Yemekler kötü olduğu kadar yetersiz. Daha önce kepçeler büyükken, küçük kepçelerle artık yemek vermeye başlamışlardı.
Dışarıdaki ekonomik krizi doğrudan orada anlıyorduk. Parası olmayanlar açısından dışarısı kadar cezaevleri de inanılmaz zorlukların yaşanacağı bir yer.
Ciddi bir ticari bir akış var, neredeyse her şeyi satın almak zorundasın. Elektrik faturalarınızı ödüyorsunuz ve ticarethane kategorisinden ödendiği için de meblağ çok yüksek oluyor. Enflasyon artışı ile birlikte tüm masraflar bir kaç kat arttı.
Ayrıca sürekli halde disiplin soruşturulmalarına maruz bırakılıyorsun. Sadece benim olmayacak nedenlerle dört soruşturmam oldu ve disiplin cezalarına çarptırıldım. Sonra İnfaz Hakimliği’ne başvurarak bu cezaları iptal ettirebildim.
"Gelen her mektup en önemli destekçimdi"
Peki aileniz tutuklanmanıza nasıl baktı? Nasıl karşıladı bu durumu?
Gerçekten inanılmaz güçlü durdular. Sonuçta ben ve arkadaşlarımın siyasi saiklerle cezaevinde bulunduğumuzu biliyorlardı. Yaşadığımız bu durumun müsebbibinin de kimler olduğu konusunda şüpheleri hiç olmadı.
Tutsaklık sadece tutsak olanı etkileyen bir durum değil. Tüm aileni, arkadaşlarını, dostlarını etkileyen bir süreç ve onların yanında olduğunu bilmek her şeyi dayanılır kılıyor. Gelen her mektup- hatta bazıları tanımadığım insanlardandı- her selam destek oldu. Tanımadığım insanlardan kitaplar geldi.

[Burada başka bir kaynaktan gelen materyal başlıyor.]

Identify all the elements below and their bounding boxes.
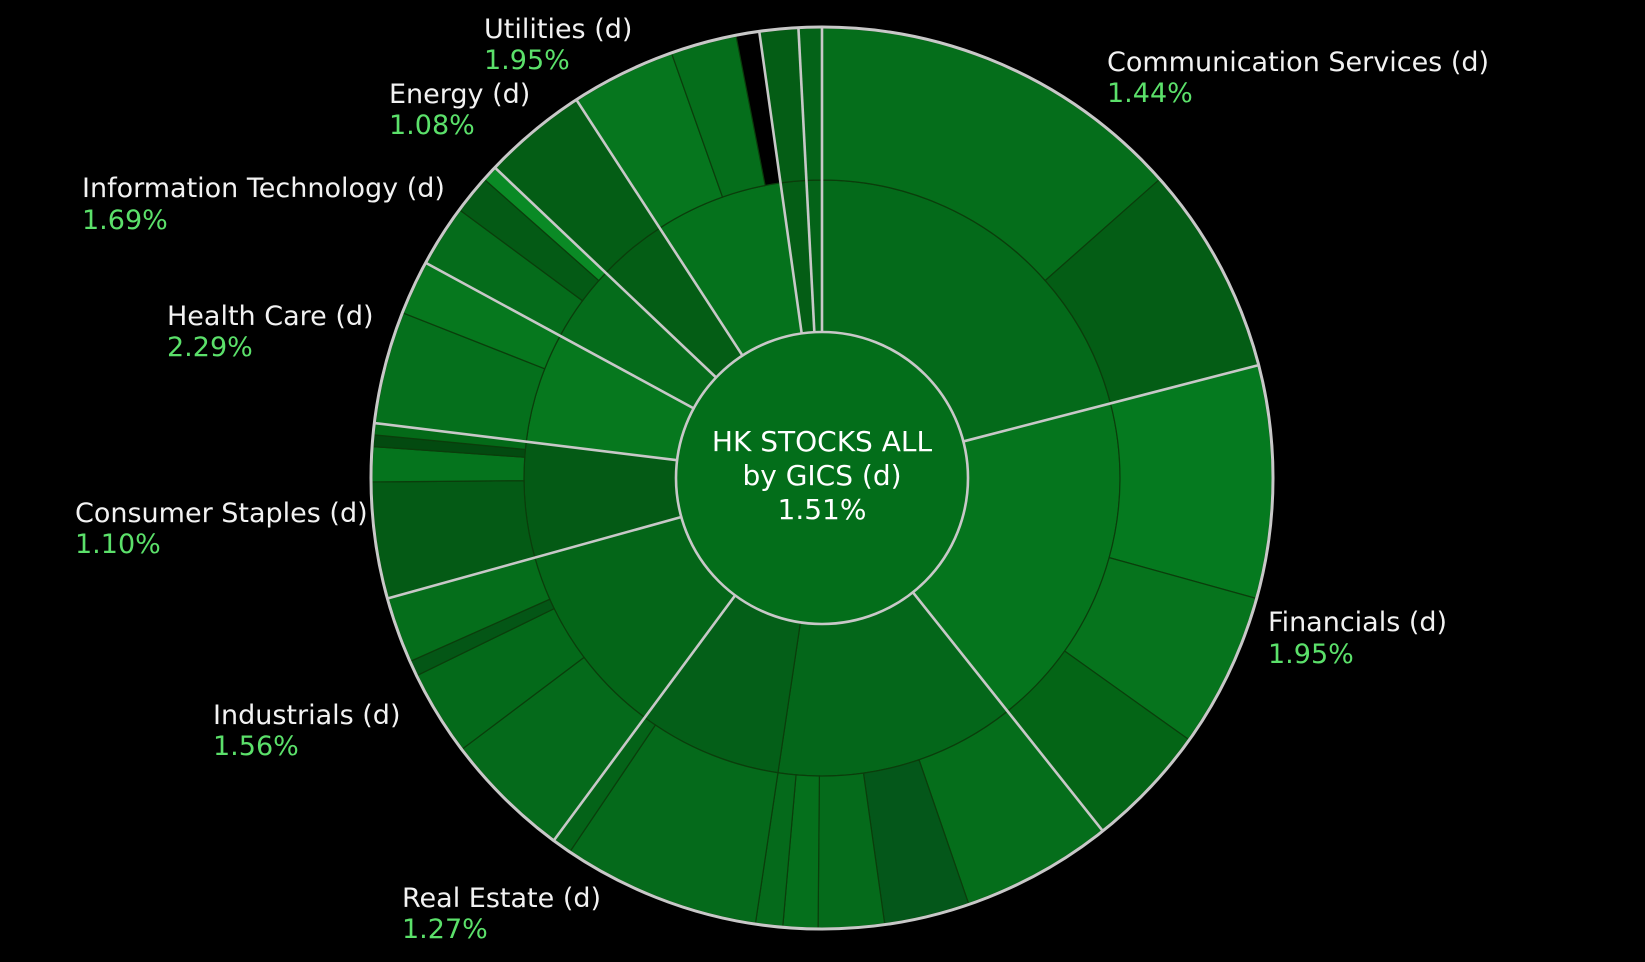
label-information-technology: Information Technology (d)	[82, 173, 445, 204]
label-utilities: Utilities (d)	[484, 14, 632, 45]
label-consumer-staples: Consumer Staples (d)	[75, 498, 368, 529]
sub-industry-segment-financials-0-0[interactable]	[1108, 364, 1273, 599]
sunburst-chart: HK STOCKS ALL by GICS (d) 1.51% Communic…	[75, 14, 1489, 945]
value-information-technology: 1.69%	[82, 205, 168, 236]
value-health-care: 2.29%	[167, 332, 253, 363]
label-energy: Energy (d)	[389, 79, 530, 110]
value-energy: 1.08%	[389, 110, 475, 141]
label-health-care: Health Care (d)	[167, 301, 374, 332]
value-financials: 1.95%	[1268, 639, 1354, 670]
center-subtitle: by GICS (d)	[742, 459, 901, 492]
value-consumer-staples: 1.10%	[75, 529, 161, 560]
center-title: HK STOCKS ALL	[712, 425, 933, 458]
value-industrials: 1.56%	[213, 731, 299, 762]
label-communication-services: Communication Services (d)	[1107, 47, 1489, 78]
value-utilities: 1.95%	[484, 45, 570, 76]
label-industrials: Industrials (d)	[213, 700, 400, 731]
value-communication-services: 1.44%	[1107, 78, 1193, 109]
label-financials: Financials (d)	[1268, 607, 1447, 638]
value-real-estate: 1.27%	[402, 914, 488, 945]
center-value: 1.51%	[778, 493, 867, 526]
label-real-estate: Real Estate (d)	[402, 883, 601, 914]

"Okumak beni sağlıklı tuttu"
Peki günleriniz nasıl geçiyordu hapishanedeyken?
Sonuçta siyasi bir nedenle tutukluydum ve bu beni doğrudan ülkedeki ve dünyadaki tüm gelişmeleri, haberleri izler hale getirdi. Dışarıda da öyleydim ama içeride bu başka bir boyutta yaşanıyor. Takip edebildiğim kadarıyla-zira imkanlar kısıtlı- ülkedeki gündemi takip etmeye çalıştım.
Avukatım ve arkadaşlarım inanılmaz destek olup, bilgi, belge ulaştırdılar, gündemi yakalamamı sağladılar. Ve takip edebildiğimiz gündem üzerine de arkadaşlarla sürekli konuşup, değerlendirme yapmaya çalışıyorduk.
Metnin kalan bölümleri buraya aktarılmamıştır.